As we move through the life-cycle, we are also more likely to become homeowners. The chart above shows the share of the population that are living in a rented property.

Of our newborn babies, 40 per cent live in rentals. As kids age their parents do what they can to become homeowners, and by age 17 only 28 per cent are living in rented properties.

Once young people leave the parental home, the renting phase of the life-cycle begins, peaks at 28 and only reaches 28 per cent at age 44 again (when their own kids are about 17). The likelihood of being a renter declines from 28 all the way down to 92. After that, the likelihood of living in a care home goes up.

Millennials, of course, delayed home ownership quite a bit. This was partly because they partnered up later in life, delayed first child birth, and partly because housing is becoming more unaffordable every year.
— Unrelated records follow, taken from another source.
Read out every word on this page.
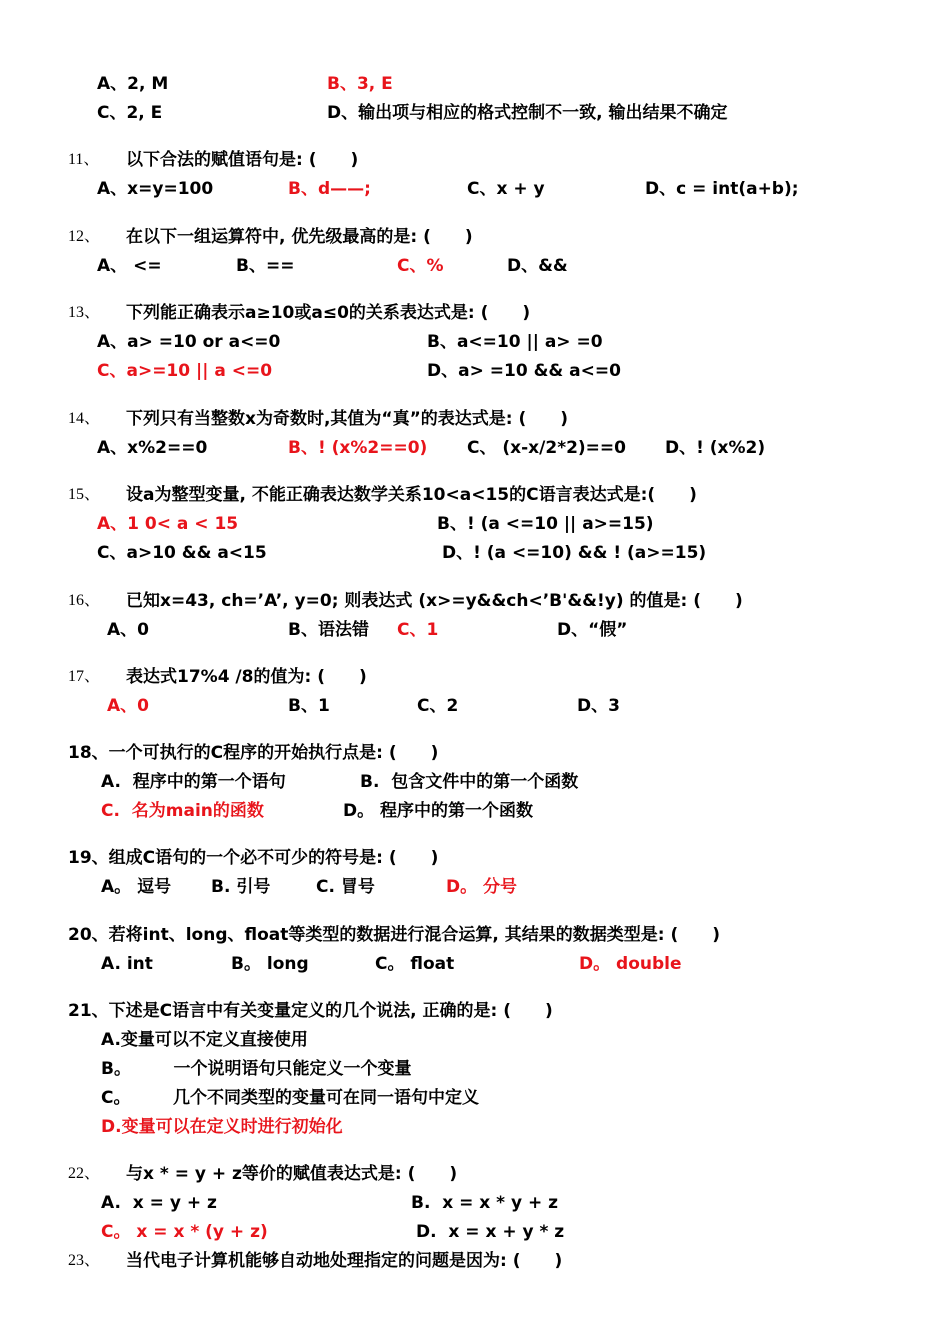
A、2, M	B、3, E
C、2, E	D、输出项与相应的格式控制不一致, 输出结果不确定
11、 以下合法的赋值语句是: (　　)
A、x=y=100	B、d——;	C、x + y	D、c = int(a+b);
12、 在以下一组运算符中, 优先级最高的是: (　　)
A、 <=	B、==	C、%	D、&&
13、 下列能正确表示a≥10或a≤0的关系表达式是: (　　)
A、a> =10 or a<=0	B、a<=10 || a> =0
C、a>=10 || a <=0	D、a> =10 && a<=0
14、 下列只有当整数x为奇数时,其值为“真”的表达式是: (　　)
A、x%2==0	B、! (x%2==0) C、 (x-x/2*2)==0 D、! (x%2)
15、 设a为整型变量, 不能正确表达数学关系10<a<15的C语言表达式是:(　　)
A、1 0< a < 15	B、! (a <=10 || a>=15)
C、a>10 && a<15	D、! (a <=10) && ! (a>=15)
16、 已知x=43, ch=’A’, y=0; 则表达式 (x>=y&&ch<’B'&&!y) 的值是: (　　)
A、0	B、语法错 C、1	D、“假”
17、 表达式17%4 /8的值为: (　　)
A、0	B、1	C、2	D、3
18、一个可执行的C程序的开始执行点是: (　　)
A.  程序中的第一个语句	B.  包含文件中的第一个函数
C.  名为main的函数	D。 程序中的第一个函数
19、组成C语句的一个必不可少的符号是: (　　)
A。 逗号 B. 引号	C. 冒号	D。 分号
20、若将int、long、float等类型的数据进行混合运算, 其结果的数据类型是: (　　)
A. int	B。 long	C。 float	D。 double
21、下述是C语言中有关变量定义的几个说法, 正确的是: (　　)
A.变量可以不定义直接使用
B。　　　一个说明语句只能定义一个变量
C。　　　几个不同类型的变量可在同一语句中定义
D.变量可以在定义时进行初始化
22、 与x * = y + z等价的赋值表达式是: (　　)
A.  x = y + z	B.  x = x * y + z
C。 x = x * (y + z)	D.  x = x + y * z
23、 当代电子计算机能够自动地处理指定的问题是因为: (　　)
That said, the renting and moving life-cycles stay roughly the same across the generations.

If we overlay the renting curve from the last chart on our current population profile, we can make a few big picture predictions about future housing trends.

In the chart the Millennial generation is clearly visibly. They are the big bulge of the population aged in their early 20s into the late 30s. For most of the last decade the biggest generation in Australia (that’s the Millennials we are talking about) has been in the renting phase of the life-cycle. Now they are increasingly moving out of that phase into their homeowner years.

That trend was inevitable but the desire for home ownership was only increased by lockdowns and the working-from-home trend. Massive numbers of Millennials wanting to buy family-sized homes was a main reason why house prices went up even during the pandemic.

The rentals the Millennials leave behind will struggle to find occupants as the next cohort of renters, Gen Z, is much smaller than the Millennial generation.

The big Baby Boomer cohort is also still a decade and more away from downsizing at scale, meaning their homes won’t became available any time soon for Millennials to buy.

That’s how big picture life-cycle trends shape the world around us and influence property prices.

Ah, isn’t demographic data great fun to look at!